Granite Staters struggle to pay for prescriptions, while middlemen rake in huge profits
HEALTH CARE
Eighteen years ago, I had the opportunity to work on a new Wall Street analyst team covering a new type of company: pharmacy benefit managers, or PBMs. I knew investors stood to make a lot of money, because the PBMs themselves were in the position to take in a lot of cash for coordinating the flow of drugs.
Ultimately, I declined. I couldn’t bring myself to switch from helping investors find exciting new medical devices that saved or improved lives to leading a lucrative, yet clearly misguided profit system that consistently put patients at a disadvantage.
The early promise of PBMs was to negotiate discounts with drug manufacturers and then work with pharmacies and insurance companies to ensure that pharmacies get reimbursed for distributing drugs and insurance companies provide reliable access to drugs. This was sold as a way to lower out-of-pocket prices for patients, but I knew the siren song of easy money would be hard to resist.
I walked away because, while money managers could do well by investing in PBMs, I wasn’t sold on the idea that they would also be doing good. Unfortunately, I was proven right.
Today, three companies control 80% of the prescription drug market and work up and down the supply chain to control the flow of drugs. Optum-Rx, CVS and Express Scripts own pharmacies and insurance companies, which makes it easier for them to negotiate rebates that help their bottom line and squeeze out mom-and-pop pharmacies.
The discounts that PBMs negotiate with manufacturers were intended to be passed along to patients, but, as is so often the case in government benevolence, the big players get to the table before John Q Public, and he is lucky to be left with scraps. In reality, he is left with the bill.

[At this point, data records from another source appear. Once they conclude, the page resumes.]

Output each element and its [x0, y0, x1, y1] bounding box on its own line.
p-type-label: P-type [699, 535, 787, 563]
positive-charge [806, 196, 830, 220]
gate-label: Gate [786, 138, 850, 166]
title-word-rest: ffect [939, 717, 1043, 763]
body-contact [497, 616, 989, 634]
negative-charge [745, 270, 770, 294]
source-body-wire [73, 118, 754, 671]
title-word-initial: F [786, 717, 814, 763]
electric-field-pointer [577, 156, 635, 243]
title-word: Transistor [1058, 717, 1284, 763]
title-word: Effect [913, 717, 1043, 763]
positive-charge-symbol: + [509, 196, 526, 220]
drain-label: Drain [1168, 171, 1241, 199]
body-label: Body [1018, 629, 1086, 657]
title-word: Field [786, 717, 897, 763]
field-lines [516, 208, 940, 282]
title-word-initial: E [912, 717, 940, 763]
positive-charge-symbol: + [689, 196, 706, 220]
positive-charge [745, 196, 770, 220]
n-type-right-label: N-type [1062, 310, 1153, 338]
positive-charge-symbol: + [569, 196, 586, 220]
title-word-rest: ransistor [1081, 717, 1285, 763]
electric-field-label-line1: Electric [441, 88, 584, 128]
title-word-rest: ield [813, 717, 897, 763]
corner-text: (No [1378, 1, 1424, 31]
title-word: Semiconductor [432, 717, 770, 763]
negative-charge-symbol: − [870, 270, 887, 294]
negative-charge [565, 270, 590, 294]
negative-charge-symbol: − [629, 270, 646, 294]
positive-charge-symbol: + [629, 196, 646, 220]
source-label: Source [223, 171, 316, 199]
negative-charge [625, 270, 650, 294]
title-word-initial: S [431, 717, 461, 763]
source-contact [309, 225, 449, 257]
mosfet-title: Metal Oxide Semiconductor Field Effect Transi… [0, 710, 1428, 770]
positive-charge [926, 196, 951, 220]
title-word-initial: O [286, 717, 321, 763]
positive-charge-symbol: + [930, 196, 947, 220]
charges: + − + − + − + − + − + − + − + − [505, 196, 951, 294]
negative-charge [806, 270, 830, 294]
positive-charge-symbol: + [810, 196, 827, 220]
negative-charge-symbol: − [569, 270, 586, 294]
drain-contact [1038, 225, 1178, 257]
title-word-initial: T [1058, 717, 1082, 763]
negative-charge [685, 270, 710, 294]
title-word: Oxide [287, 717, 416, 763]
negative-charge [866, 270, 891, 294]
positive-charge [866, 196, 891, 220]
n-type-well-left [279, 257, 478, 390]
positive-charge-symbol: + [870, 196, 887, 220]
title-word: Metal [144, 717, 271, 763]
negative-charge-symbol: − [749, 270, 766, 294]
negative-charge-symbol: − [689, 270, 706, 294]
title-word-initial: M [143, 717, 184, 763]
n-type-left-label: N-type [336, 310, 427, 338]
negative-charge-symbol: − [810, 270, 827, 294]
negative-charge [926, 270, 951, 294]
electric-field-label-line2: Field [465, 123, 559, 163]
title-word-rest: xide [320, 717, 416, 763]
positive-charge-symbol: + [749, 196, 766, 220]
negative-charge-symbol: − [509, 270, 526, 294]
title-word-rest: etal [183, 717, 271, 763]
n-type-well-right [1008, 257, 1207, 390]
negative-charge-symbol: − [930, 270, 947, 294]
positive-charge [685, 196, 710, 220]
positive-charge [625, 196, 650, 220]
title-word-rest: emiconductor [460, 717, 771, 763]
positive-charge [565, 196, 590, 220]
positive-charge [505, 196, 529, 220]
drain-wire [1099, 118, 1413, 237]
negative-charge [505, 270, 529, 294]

Instead of passing along savings to patients, PBMs are responding to incentives that make them rich by pushing higher-cost drugs over lower-priced options and pocketing the difference. PBMs can make more by charging a full co-pay, excluding lower-priced drugs from lists that insurance will cover, and pocketing rebates.
Changing the incentives for PBMs will do more than just keep drugs affordable, it will also keep drugs available.
Our federal delegation, Congress and GOP presidential candidates should be shouting from the mountain tops that this needs to be fixed ASAP. We need to better align PBMs with the originally stated goal of lowering the cost of prescription drugs. And we need to mandate that PBMs pass along these rebate savings to patients, or take away their government-provided advantages. We need to ensure that PBM profits aren’t directly tied to the price of medicines (in both Medicare programs and the commercial marketplace).
It gets more nuanced from there, but I hope that we can all agree that money in the health care space should be redirected to benefit patients in the form of lower costs and new lifesaving and live-improving care, not enriching middlemen.
The House Energy and Commerce Committee made significant progress on PBM reform legislation this month, and I’d encourage them to keep moving forward by including them in year-end packages. We must prioritize doing good over doing well, and PBM reform fits that bill.
Erica Layon currently serves as vice chairman of the Health, Human Services and Elderly Affairs Committee of the New Hampshire House of Representatives. She has an S.B. in economics from MIT, and worked as a medical device analyst on Wall Street for over a decade.